One of my favorite pieces is now hanging where you can go see it in the Abingdon Square branch of Chase Bank at 302 West 12th Street at 8th Avenue in Manhattan.

New York City's Outdoor Sculpture


The building is the New York Chamber of Commerce at 65 Liberty Street.  Paul Goldberger, in The City Observed, calls it "too precious to be significant" and that makes it perfect in my eyes.  do you recognize the sculptures?  I'll pull out a few.


This is the Sherman Monument, for the Civil War General William T. Sherman, situated at Grand Army Plaza, 59th Street at Fifth Avenue.  I love the sculptor, Augustus Saint-Gaudens, and I love this piece. 

I love drawing it.


And I've taken a few liberties.  Here's the Sherman Monument Visiting the New York Public Library.


Here's Saint-Gauden's Admiral Farragut, a work said to have changed the course of American monumental sculpture.  And Saint-Gaudens is called a "master of human psychology, able to conceptualize the intellectual and emotional character of his subject."


Farragut is located in Madison Square Park, but I've placed him next to the Marquis de Lafayette and in front of the Bronx Zoo Rhino.  His pedestal was designed by Saint-Gauden's great friend, Stanford White.
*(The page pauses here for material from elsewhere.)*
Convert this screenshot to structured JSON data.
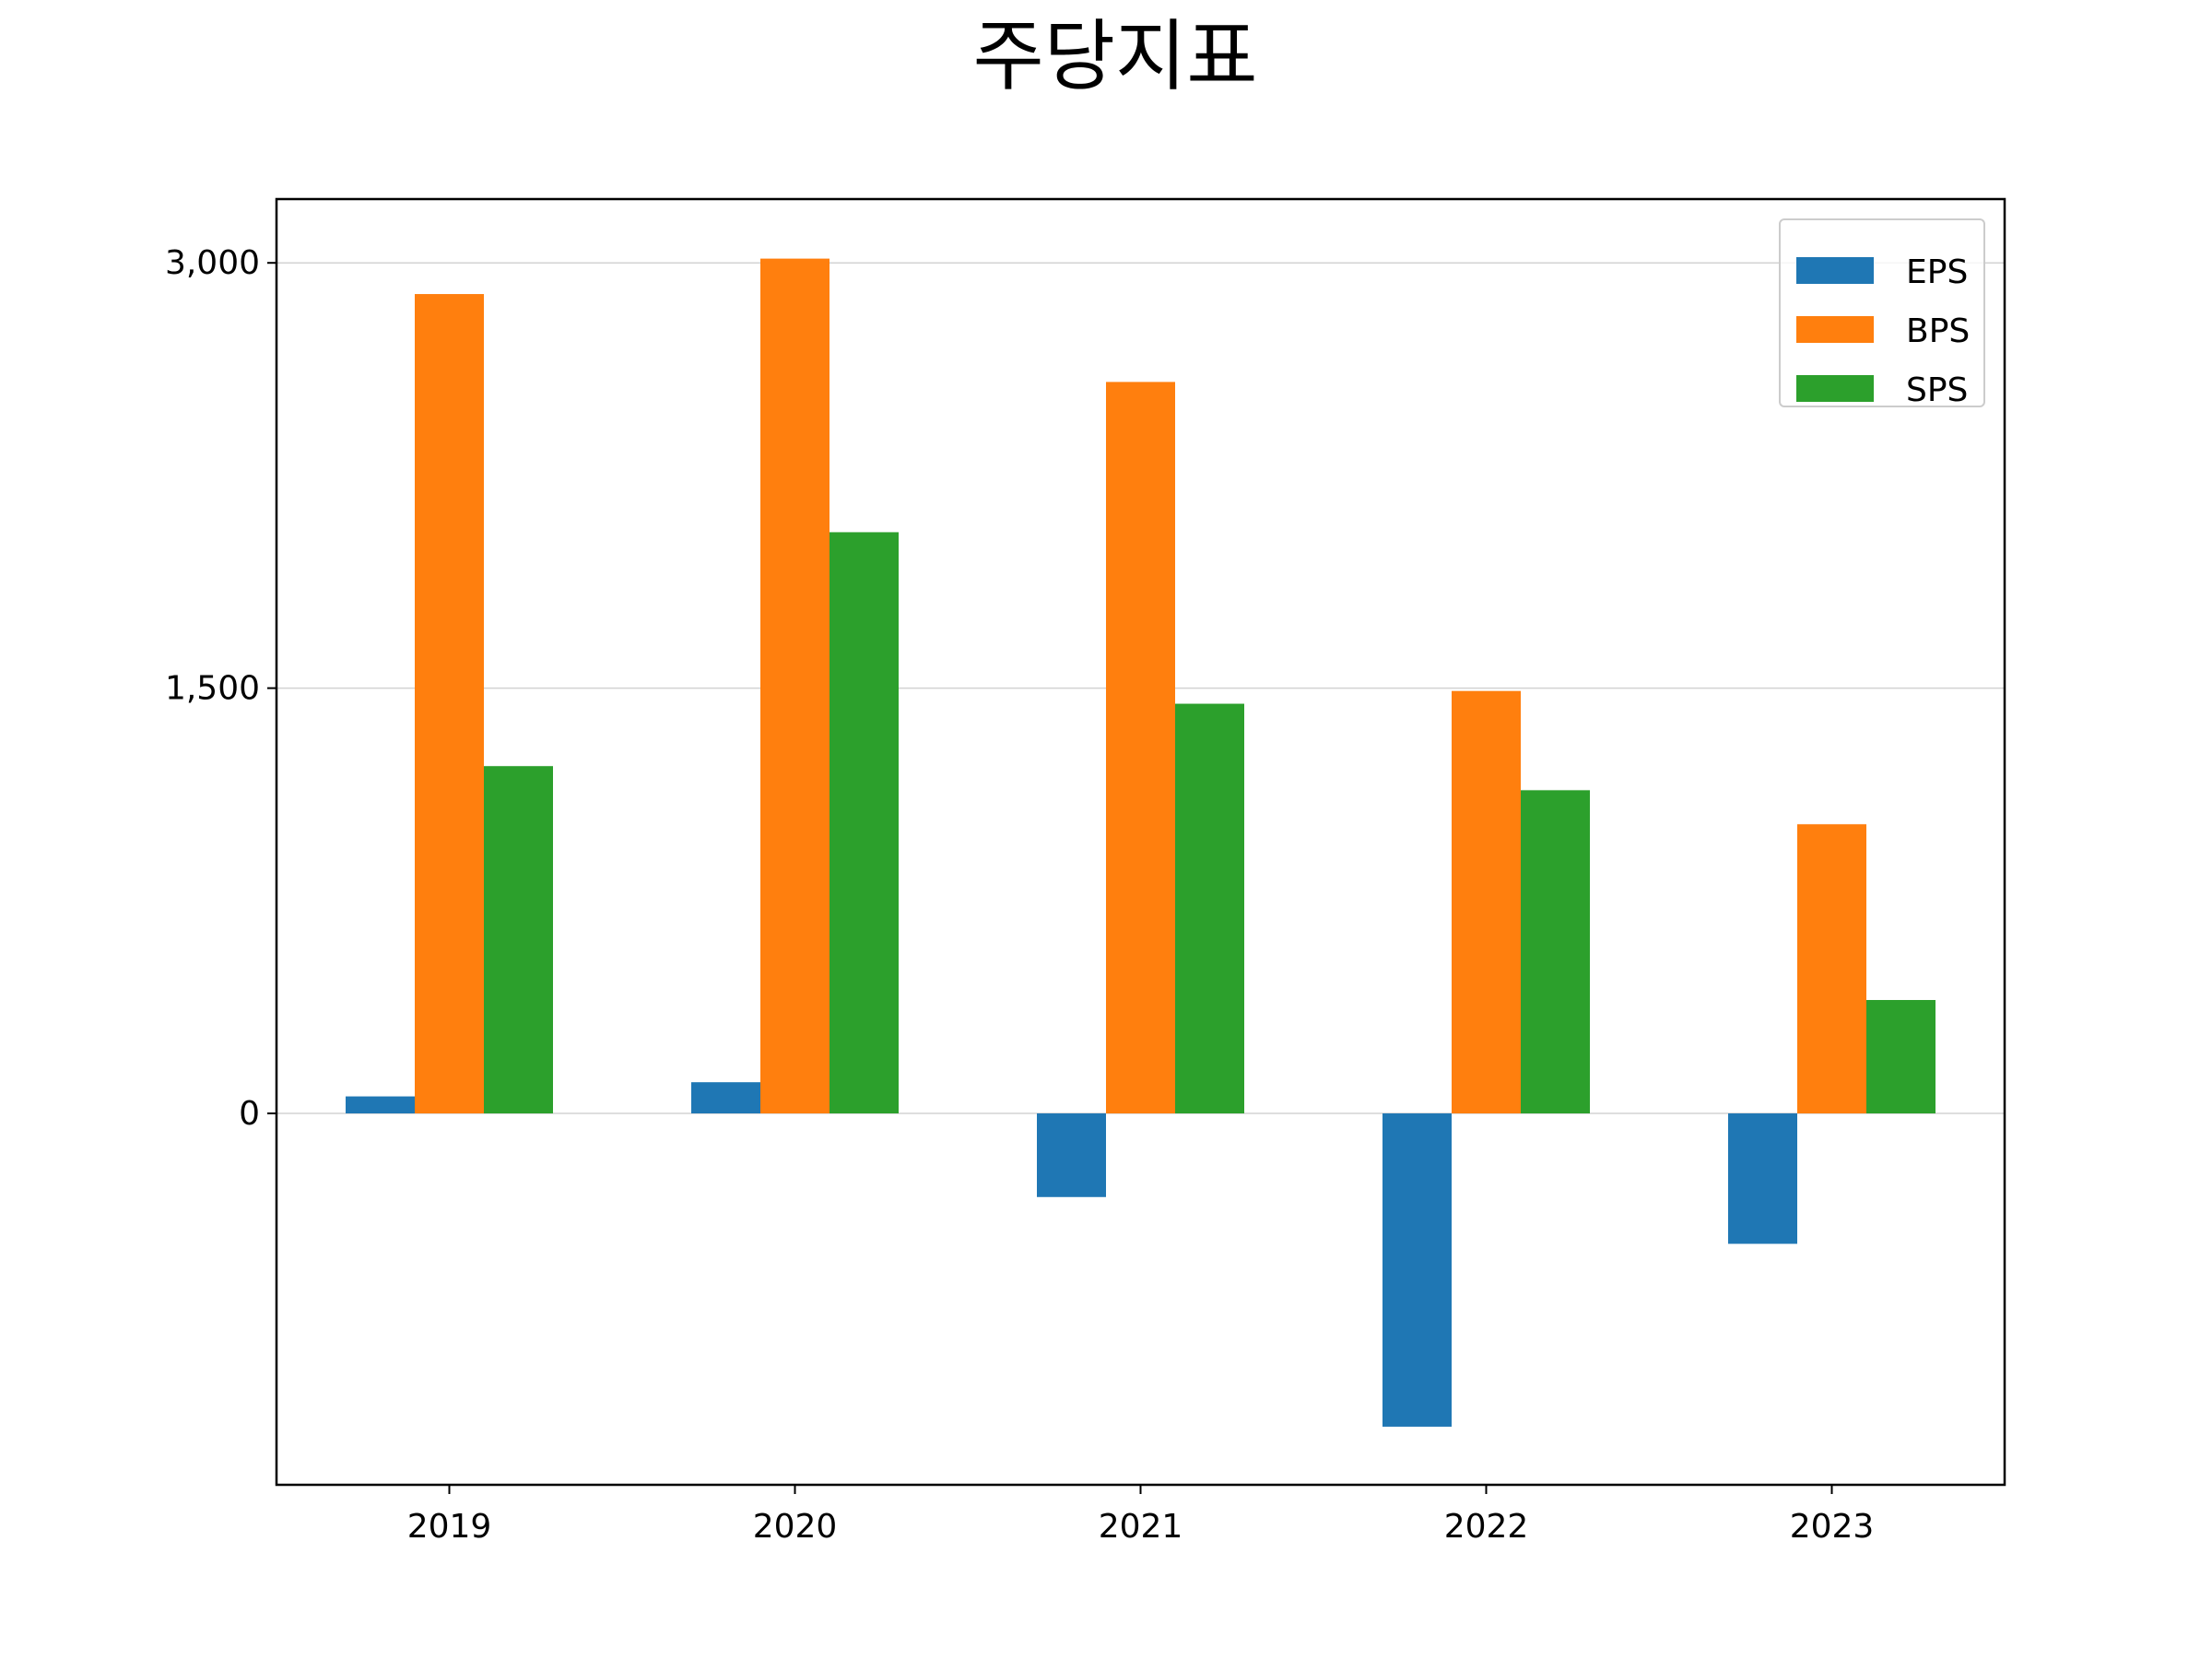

When they were discussing by letter how to proceed with this project, White wrote,

"Gussie, do what you darn please--it's sure to turn out bully!"

You know how when you think about one thing it seems to pop up all over the place, like when you learn a new word and then you hear it five times in the next two days?  Well, we're reading Lamentations in Bible study and yesterday Hannah Faye, our leader, showed us a clip from Martha Graham's version of Lamentations. that was inspired by-you guessed it--Augustus Saint-Gauden with the  Adams Monument, in Rock Creek Cemetery, Washington, DC.


Some people simply call this "Grief."

And here's Martha Graham; 


she takes this figure, the embodiment of stillness and brings extraordinary movement to it. 
There's a story about the woman buried here and the monument her husband created for her; Maureen Doud wrote about it a long time ago in the New York Times but I found it--you can read it here.

https://tinyurl.com/DoudonAdams

I love tracing the connections between thoughts and their results--where do our inspirations come from and what do we do with them? James Baldwin said,

"Not everything that is faced can be changed but nothing can be changed without being faced."  May I paraphrase and say, "Not every idea or dream comes to fruition in art, but nothing can become art without a dream."

Wouldn't it be wonderful if we all had a friend who said, "Do what you darn please and it's sure to turn out Bully!"